Не одно поколение похоронено здесь после… И какое нам теперь дело до узкой специальности, профессии того человека! А мимо могилы его не бегут люди. Останавливаются, читают, с тихим благоговением в сердце, может, и с поминанием отходят своими стежками.

Мир праху твоему, благородный и добрый человек… Что́ бы такие слова венчали и наше надмогильное терние!..

По какой-то странной прихоти или странной моде века редко мы дарим достойную эпитафию, забывая, что дающему да воздастся!

LV

Нет, я бы не стер на Ее могиле слова «Трагически погибла». Пусть останутся. Я бы не стал повторять и те, что выбиты на развороте черной мраморной книги. Я написал бы другие:

Отворите ей темницу,Дайте ей сиянье дня!

Неужто нашелся бы человек, готовый усмехнуться и не поверить в сбыточность невозможного! Почему ж я верю?!

LVI

Уходящее к югу лето зовет и меня. Судно мое направилось теперь в порт приписки; пора и мне бросить свой якорь.

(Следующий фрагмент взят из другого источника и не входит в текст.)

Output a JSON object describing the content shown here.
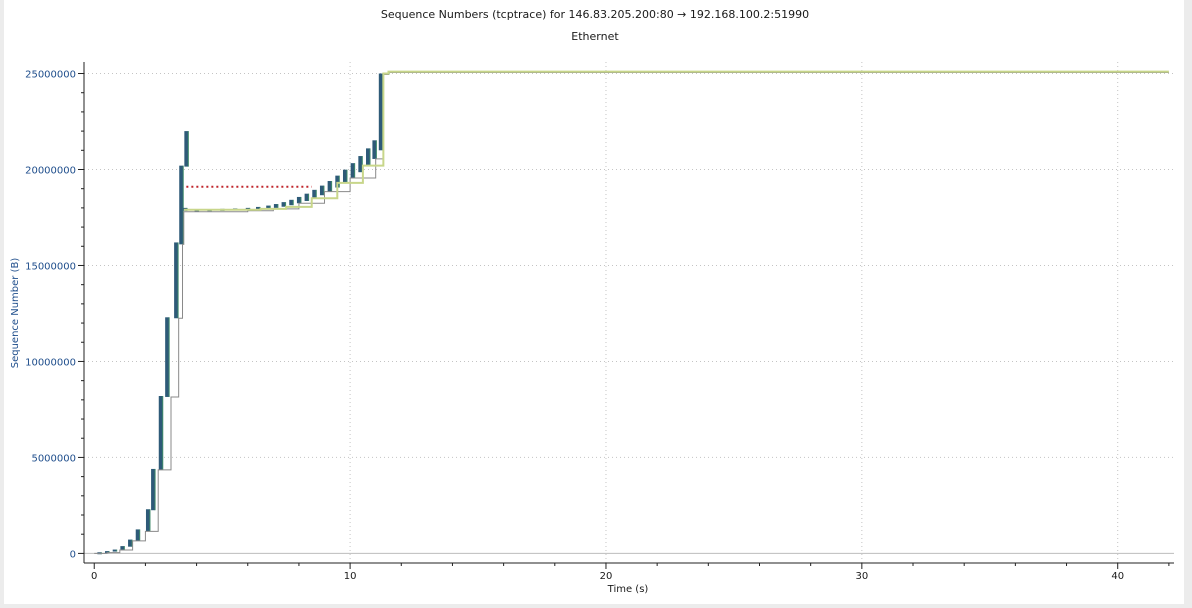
{
  "chart_data": {
    "type": "line",
    "title": "Sequence Numbers (tcptrace) for 146.83.205.200:80 → 192.168.100.2:51990",
    "subtitle": "Ethernet",
    "xlabel": "Time (s)",
    "ylabel": "Sequence Number (B)",
    "xlim": [
      -0.4,
      42.2
    ],
    "ylim": [
      -500000,
      25600000
    ],
    "x_ticks": [
      0,
      10,
      20,
      30,
      40
    ],
    "y_ticks": [
      0,
      5000000,
      10000000,
      15000000,
      20000000,
      25000000
    ],
    "x_tick_labels": [
      "0",
      "10",
      "20",
      "30",
      "40"
    ],
    "y_tick_labels": [
      "0",
      "5000000",
      "10000000",
      "15000000",
      "20000000",
      "25000000"
    ],
    "grid": true,
    "colors": {
      "segments": "#2e5a78",
      "segments_edge": "#3f8a6a",
      "ack": "#8a8a8a",
      "rwin": "#c8d68a",
      "dup_ack": "#c0262c"
    },
    "series": [
      {
        "key": "segments",
        "style": "segment-stack",
        "points": [
          [
            0.2,
            0,
            60000
          ],
          [
            0.5,
            40000,
            120000
          ],
          [
            0.8,
            100000,
            200000
          ],
          [
            1.1,
            180000,
            380000
          ],
          [
            1.4,
            350000,
            720000
          ],
          [
            1.7,
            650000,
            1250000
          ],
          [
            2.1,
            1150000,
            2300000
          ],
          [
            2.3,
            2250000,
            4400000
          ],
          [
            2.6,
            4350000,
            8200000
          ],
          [
            2.85,
            8150000,
            12300000
          ],
          [
            3.2,
            12250000,
            16200000
          ],
          [
            3.4,
            16100000,
            20200000
          ],
          [
            3.6,
            20150000,
            22000000
          ],
          [
            3.55,
            17850000,
            18000000
          ],
          [
            4.0,
            17860000,
            17920000
          ],
          [
            4.5,
            17870000,
            17930000
          ],
          [
            5.0,
            17880000,
            17950000
          ],
          [
            5.5,
            17890000,
            17970000
          ],
          [
            6.0,
            17900000,
            18000000
          ],
          [
            6.4,
            17920000,
            18050000
          ],
          [
            6.8,
            17950000,
            18120000
          ],
          [
            7.1,
            18000000,
            18200000
          ],
          [
            7.4,
            18060000,
            18300000
          ],
          [
            7.7,
            18140000,
            18420000
          ],
          [
            8.0,
            18240000,
            18570000
          ],
          [
            8.3,
            18360000,
            18740000
          ],
          [
            8.6,
            18500000,
            18940000
          ],
          [
            8.9,
            18660000,
            19160000
          ],
          [
            9.2,
            18850000,
            19400000
          ],
          [
            9.5,
            19060000,
            19680000
          ],
          [
            9.8,
            19300000,
            19990000
          ],
          [
            10.1,
            19560000,
            20330000
          ],
          [
            10.4,
            19860000,
            20700000
          ],
          [
            10.7,
            20180000,
            21100000
          ],
          [
            10.95,
            20550000,
            21520000
          ],
          [
            11.2,
            21000000,
            25000000
          ],
          [
            11.45,
            24950000,
            25050000
          ]
        ]
      },
      {
        "key": "ack",
        "style": "step",
        "points": [
          [
            0,
            0
          ],
          [
            0.5,
            40000
          ],
          [
            1.0,
            180000
          ],
          [
            1.5,
            650000
          ],
          [
            2.0,
            1150000
          ],
          [
            2.5,
            4350000
          ],
          [
            3.0,
            8150000
          ],
          [
            3.3,
            12250000
          ],
          [
            3.45,
            16100000
          ],
          [
            3.5,
            17800000
          ],
          [
            6.0,
            17850000
          ],
          [
            7.0,
            17950000
          ],
          [
            8.0,
            18240000
          ],
          [
            9.0,
            18850000
          ],
          [
            10.0,
            19560000
          ],
          [
            11.0,
            20550000
          ],
          [
            11.3,
            24950000
          ],
          [
            11.5,
            25050000
          ],
          [
            42.0,
            25050000
          ]
        ]
      },
      {
        "key": "rwin",
        "style": "step",
        "points": [
          [
            3.5,
            17900000
          ],
          [
            6.5,
            17950000
          ],
          [
            7.5,
            18050000
          ],
          [
            8.5,
            18500000
          ],
          [
            9.5,
            19300000
          ],
          [
            10.5,
            20200000
          ],
          [
            11.3,
            25000000
          ],
          [
            11.5,
            25100000
          ],
          [
            42.0,
            25100000
          ]
        ]
      },
      {
        "key": "dup_ack",
        "style": "dotted",
        "points": [
          [
            3.6,
            19100000
          ],
          [
            8.5,
            19100000
          ]
        ]
      }
    ]
  }
}
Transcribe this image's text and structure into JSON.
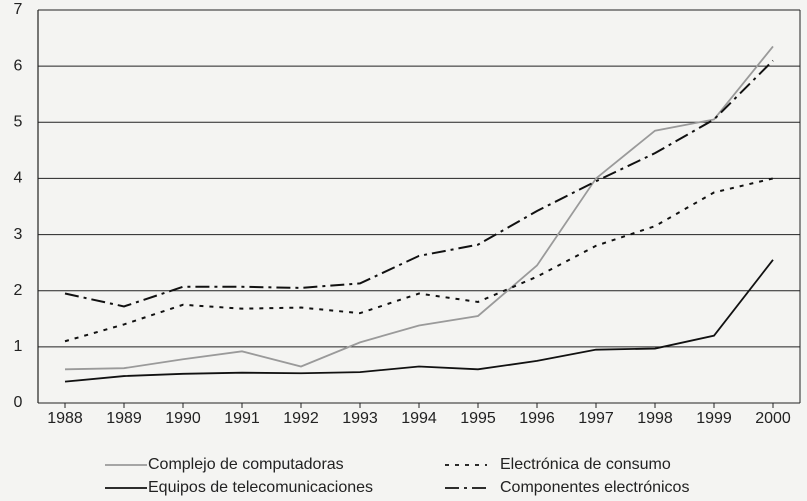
{
  "chart_data": {
    "type": "line",
    "categories": [
      "1988",
      "1989",
      "1990",
      "1991",
      "1992",
      "1993",
      "1994",
      "1995",
      "1996",
      "1997",
      "1998",
      "1999",
      "2000"
    ],
    "series": [
      {
        "name": "Complejo de computadoras",
        "color": "#9a9a9a",
        "dash": "solid",
        "values": [
          0.6,
          0.62,
          0.78,
          0.92,
          0.65,
          1.08,
          1.38,
          1.55,
          2.45,
          4.0,
          4.85,
          5.05,
          6.35
        ]
      },
      {
        "name": "Electrónica de consumo",
        "color": "#111111",
        "dash": "dotted",
        "values": [
          1.1,
          1.4,
          1.75,
          1.68,
          1.7,
          1.6,
          1.95,
          1.8,
          2.25,
          2.8,
          3.15,
          3.75,
          4.0
        ]
      },
      {
        "name": "Equipos de telecomunicaciones",
        "color": "#111111",
        "dash": "solid",
        "values": [
          0.38,
          0.48,
          0.52,
          0.54,
          0.53,
          0.55,
          0.65,
          0.6,
          0.75,
          0.95,
          0.97,
          1.2,
          2.55
        ]
      },
      {
        "name": "Componentes electrónicos",
        "color": "#111111",
        "dash": "dashdot",
        "values": [
          1.95,
          1.72,
          2.07,
          2.07,
          2.05,
          2.13,
          2.62,
          2.82,
          3.42,
          3.95,
          4.45,
          5.05,
          6.1
        ]
      }
    ],
    "ylim": [
      0,
      7
    ],
    "yticks": [
      0,
      1,
      2,
      3,
      4,
      5,
      6,
      7
    ],
    "grid": true
  }
}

Старики — мать с отцом — недовольны. Или встревожены. Хотя, что им в моем поведении?! Их волнует, пожалуй, неизвестность. Неясно, почему не кончается мой долгий, бесконечный отпуск. Я-то объясняю тем, что команда моя в загранке. А почему я перестал горевать, почему не темнее тучи мое лицо? Они бы, конечно, и тогда переживали, но зато была бы ясна причина. А теперь я часто ухожу из дома — утром, вечером или ночью — когда вздумается, и неизвестно, где провожу время, неизвестно с кем, как неизвестно им, милым и беспокойным, чем все это кончится.

А что мне говорить? Увлекся газетой?! Право, смешно.

Осень уже у порога.

Долгие занудливые дожди, тянущие в сон, все чаще приходят в полдень. Вовсю опадает пересохший по летней жаре лист. Иногда я собираю листву в парке над тихой и светлой, как лесное озеро, Орлеей. Милена любила поздние цветы и поздние листья, но эти букеты не для нее, ей я отнесу золотого чекана листву — багрянистую, охряную и белую, как холодное серебро… А эти листья еще сырые, они с легкой прозеленью, стоят у меня дома перед ее портретом. От листьев пахнет дождями, первой прелью и чем-то печальным, словно отзвуком нескончаемо вечного…

…Я собираю опадающую листву — символ грядущего обновления…

Однажды на углу Песковского переулка, у дома, выходящего к набережной Орлеи, я увидел белобрысого худого мужчину в бежево-палевом плаще. Случайный прохожий… То ли плоской тщедушной фигурой привлек он мое внимание, то ли неестественно напряженным выражением лица, но я стал наблюдать за ним. Вот мужчина немного согнулся, снял с головы фуражку-блин и левой рукой прислонил ее к уху, к шее — загородился от улицы, от Песковского переулка.

Мужчина слегка кланяется, словно хлястик на ветру. Он молится. Торопливо, боясь, чтобы не оборвали, он вскидывает пальцы ко лбу, но не касается его, и рука спешит упасть к правому плечу, потом дугой к левому и опять торопится вверх. Губы что-то шепчут… Изредка мужчина бросает косой взгляд на тротуар Песковского переулка. Людей мало, все они спешат прочь, никто не обращает внимания на молящегося.